There’s a Minnesota writer I like named Kent Nerburn who has done a lot of work with folks on the Red Lake reservation over time (he lives in Bemidji). I found an interview with him some time back and something he said hit me hard.

Interviewer: “Do you think Native Americans have something important to teach us? If so, can you somehow express what it is?”

Kent Nerburn:
“Own less stuff. Listen to the land. Care for family. Be as responsible to your past as to the future. Value honor as highly as freedom, and know that there are some bondages that are good. Recognize that the spiritual lives in the funkiest corners of your daily life as well as in the most elevated places of your search for God. Stop thinking that you're hot shit.”
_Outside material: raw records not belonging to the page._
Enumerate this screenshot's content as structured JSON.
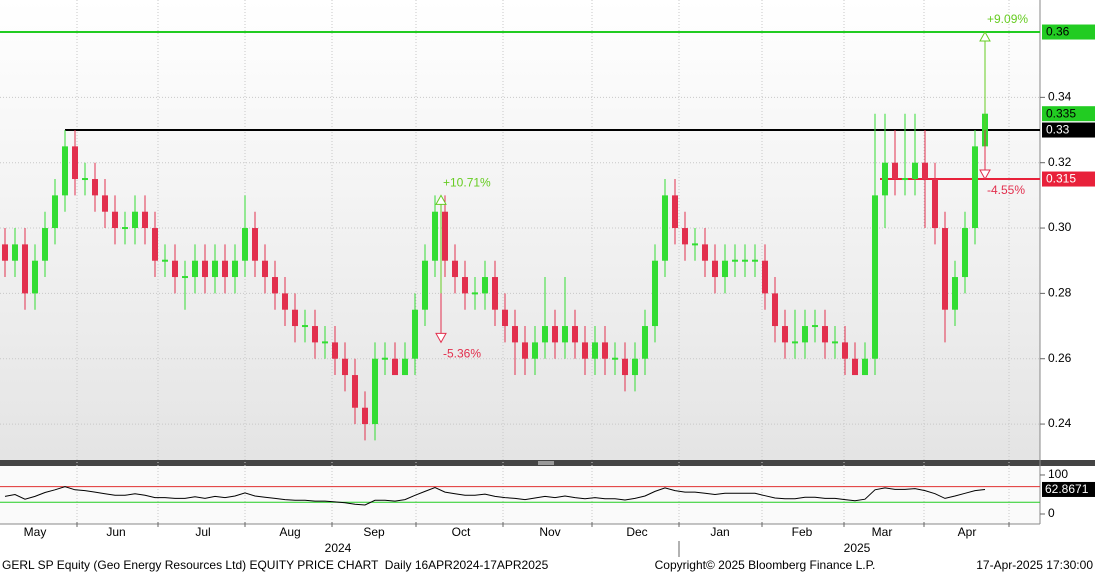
{
  "chart_data": {
    "type": "candlestick",
    "up_color": "#33dd33",
    "down_color": "#e2304e",
    "xlim": [
      -0.5,
      103.5
    ],
    "xticks": [
      {
        "value": 3,
        "label": "May"
      },
      {
        "value": 11.1,
        "label": "Jun"
      },
      {
        "value": 19.8,
        "label": "Jul"
      },
      {
        "value": 28.5,
        "label": "Aug"
      },
      {
        "value": 36.9,
        "label": "Sep"
      },
      {
        "value": 45.6,
        "label": "Oct"
      },
      {
        "value": 54.5,
        "label": "Nov"
      },
      {
        "value": 63.2,
        "label": "Dec"
      },
      {
        "value": 71.5,
        "label": "Jan"
      },
      {
        "value": 79.7,
        "label": "Feb"
      },
      {
        "value": 87.7,
        "label": "Mar"
      },
      {
        "value": 96.2,
        "label": "Apr"
      }
    ],
    "years": [
      {
        "value": 33.3,
        "label": "2024"
      },
      {
        "value": 85.2,
        "label": "2025"
      }
    ],
    "ylim": [
      0.229,
      0.3698
    ],
    "yticks": [
      0.24,
      0.26,
      0.28,
      {
        "value": 0.3,
        "label": "0.30"
      },
      0.32,
      0.34
    ],
    "open": [
      0.295,
      0.29,
      0.295,
      0.28,
      0.29,
      0.3,
      0.31,
      0.325,
      0.315,
      0.315,
      0.31,
      0.305,
      0.3,
      0.3,
      0.305,
      0.3,
      0.29,
      0.29,
      0.285,
      0.285,
      0.29,
      0.285,
      0.29,
      0.285,
      0.29,
      0.3,
      0.29,
      0.285,
      0.28,
      0.275,
      0.27,
      0.27,
      0.265,
      0.265,
      0.26,
      0.255,
      0.245,
      0.24,
      0.26,
      0.26,
      0.255,
      0.26,
      0.275,
      0.29,
      0.305,
      0.29,
      0.285,
      0.28,
      0.28,
      0.285,
      0.275,
      0.27,
      0.265,
      0.26,
      0.265,
      0.27,
      0.265,
      0.27,
      0.265,
      0.26,
      0.265,
      0.26,
      0.26,
      0.255,
      0.26,
      0.27,
      0.29,
      0.31,
      0.3,
      0.295,
      0.295,
      0.29,
      0.285,
      0.29,
      0.29,
      0.29,
      0.29,
      0.28,
      0.27,
      0.265,
      0.265,
      0.27,
      0.27,
      0.265,
      0.265,
      0.26,
      0.255,
      0.26,
      0.31,
      0.32,
      0.315,
      0.315,
      0.32,
      0.315,
      0.3,
      0.275,
      0.285,
      0.3,
      0.325
    ],
    "high": [
      0.3,
      0.3,
      0.3,
      0.295,
      0.305,
      0.315,
      0.33,
      0.33,
      0.32,
      0.32,
      0.315,
      0.31,
      0.305,
      0.31,
      0.31,
      0.305,
      0.295,
      0.295,
      0.29,
      0.295,
      0.295,
      0.295,
      0.295,
      0.295,
      0.31,
      0.305,
      0.295,
      0.29,
      0.285,
      0.28,
      0.275,
      0.275,
      0.27,
      0.27,
      0.265,
      0.26,
      0.25,
      0.265,
      0.265,
      0.265,
      0.265,
      0.28,
      0.295,
      0.31,
      0.31,
      0.295,
      0.29,
      0.285,
      0.29,
      0.29,
      0.28,
      0.275,
      0.27,
      0.27,
      0.285,
      0.275,
      0.285,
      0.275,
      0.27,
      0.27,
      0.27,
      0.265,
      0.265,
      0.265,
      0.275,
      0.295,
      0.315,
      0.315,
      0.305,
      0.3,
      0.3,
      0.295,
      0.295,
      0.295,
      0.295,
      0.295,
      0.295,
      0.285,
      0.275,
      0.275,
      0.275,
      0.275,
      0.275,
      0.27,
      0.27,
      0.265,
      0.265,
      0.335,
      0.335,
      0.33,
      0.335,
      0.335,
      0.33,
      0.32,
      0.305,
      0.29,
      0.305,
      0.33,
      0.34
    ],
    "low": [
      0.285,
      0.285,
      0.275,
      0.275,
      0.285,
      0.295,
      0.305,
      0.31,
      0.31,
      0.305,
      0.3,
      0.295,
      0.295,
      0.295,
      0.295,
      0.285,
      0.285,
      0.28,
      0.275,
      0.28,
      0.28,
      0.28,
      0.28,
      0.28,
      0.285,
      0.285,
      0.28,
      0.275,
      0.27,
      0.265,
      0.265,
      0.26,
      0.26,
      0.255,
      0.25,
      0.24,
      0.235,
      0.235,
      0.255,
      0.255,
      0.255,
      0.255,
      0.27,
      0.285,
      0.285,
      0.28,
      0.275,
      0.275,
      0.275,
      0.27,
      0.265,
      0.255,
      0.255,
      0.255,
      0.26,
      0.26,
      0.26,
      0.26,
      0.255,
      0.255,
      0.255,
      0.255,
      0.25,
      0.25,
      0.255,
      0.265,
      0.285,
      0.295,
      0.29,
      0.29,
      0.285,
      0.28,
      0.28,
      0.285,
      0.285,
      0.285,
      0.275,
      0.265,
      0.26,
      0.26,
      0.26,
      0.265,
      0.26,
      0.26,
      0.255,
      0.255,
      0.255,
      0.255,
      0.3,
      0.31,
      0.31,
      0.31,
      0.3,
      0.295,
      0.265,
      0.27,
      0.28,
      0.295,
      0.32
    ],
    "close": [
      0.29,
      0.295,
      0.28,
      0.29,
      0.3,
      0.31,
      0.325,
      0.315,
      0.315,
      0.31,
      0.305,
      0.3,
      0.3,
      0.305,
      0.3,
      0.29,
      0.29,
      0.285,
      0.285,
      0.29,
      0.285,
      0.29,
      0.285,
      0.29,
      0.3,
      0.29,
      0.285,
      0.28,
      0.275,
      0.27,
      0.27,
      0.265,
      0.265,
      0.26,
      0.255,
      0.245,
      0.24,
      0.26,
      0.26,
      0.255,
      0.26,
      0.275,
      0.29,
      0.305,
      0.29,
      0.285,
      0.28,
      0.28,
      0.285,
      0.275,
      0.27,
      0.265,
      0.26,
      0.265,
      0.27,
      0.265,
      0.27,
      0.265,
      0.26,
      0.265,
      0.26,
      0.26,
      0.255,
      0.26,
      0.27,
      0.29,
      0.31,
      0.3,
      0.295,
      0.295,
      0.29,
      0.285,
      0.29,
      0.29,
      0.29,
      0.29,
      0.28,
      0.27,
      0.265,
      0.265,
      0.27,
      0.27,
      0.265,
      0.265,
      0.26,
      0.255,
      0.26,
      0.31,
      0.32,
      0.315,
      0.315,
      0.32,
      0.315,
      0.3,
      0.275,
      0.285,
      0.3,
      0.325,
      0.335
    ],
    "levels": [
      {
        "value": 0.36,
        "from": -0.5,
        "color": "#22cc22",
        "text_color": "#000000"
      },
      {
        "value": 0.33,
        "from": 6,
        "color": "#000000",
        "text_color": "#ffffff"
      },
      {
        "value": 0.315,
        "from": 87.5,
        "color": "#e8213a",
        "text_color": "#ffffff"
      }
    ],
    "last_price": {
      "value": 0.335,
      "color": "#22cc22"
    },
    "annotations": [
      {
        "text": "+10.71%",
        "x": 43.6,
        "from": 0.28,
        "to": 0.31,
        "color": "#66cc22"
      },
      {
        "text": "-5.36%",
        "x": 43.6,
        "from": 0.28,
        "to": 0.265,
        "color": "#e2304e"
      },
      {
        "text": "+9.09%",
        "x": 98,
        "from": 0.33,
        "to": 0.36,
        "color": "#66cc22"
      },
      {
        "text": "-4.55%",
        "x": 98,
        "from": 0.33,
        "to": 0.315,
        "color": "#e2304e"
      }
    ],
    "rsi": {
      "color": "#000000",
      "ylim": [
        -20.5,
        123
      ],
      "yticks": [
        0,
        100
      ],
      "upper": {
        "value": 70,
        "color": "#e03030"
      },
      "lower": {
        "value": 30,
        "color": "#22cc22"
      },
      "values": [
        45,
        50,
        38,
        45,
        55,
        62,
        70,
        62,
        60,
        56,
        52,
        48,
        48,
        52,
        48,
        42,
        42,
        40,
        40,
        44,
        40,
        45,
        42,
        46,
        54,
        46,
        43,
        40,
        37,
        35,
        35,
        33,
        33,
        31,
        29,
        25,
        23,
        35,
        35,
        33,
        37,
        48,
        58,
        68,
        56,
        52,
        48,
        48,
        51,
        45,
        42,
        40,
        37,
        41,
        45,
        42,
        46,
        42,
        39,
        42,
        39,
        39,
        36,
        40,
        46,
        58,
        67,
        60,
        56,
        56,
        53,
        50,
        53,
        53,
        53,
        53,
        47,
        41,
        39,
        39,
        43,
        43,
        40,
        40,
        37,
        34,
        38,
        62,
        67,
        63,
        63,
        65,
        60,
        52,
        40,
        46,
        53,
        60,
        62.8671
      ]
    },
    "footer": {
      "left": "GERL SP Equity (Geo Energy Resources Ltd) EQUITY PRICE CHART  Daily 16APR2024-17APR2025",
      "center": "Copyright© 2025 Bloomberg Finance L.P.",
      "right": "17-Apr-2025 17:30:00"
    }
  }
}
He wrote my favorite non-fiction book, Neither Wolf Nor dog, On Forgotten Roads With an Indian Elder. There’s not a good way to explain this book; if you know it, you also know what I mean. Even though the people are Lakota and not Navajo, as you read this you’ll start to understand both the idea of Beauty and where the quote comes from. As the adventure unfolded, I found myself first wondering what on earth this well meaning but naïve new American was thinking attempting to do the project in place, and at the end wondering why he would go back where he’d been.

I recommend Neither Wolf Nor Dog to every person concerned about the ways we live in the world – it will get you thinking about what you believe you need versus what is truly needed to live in the beautiful place.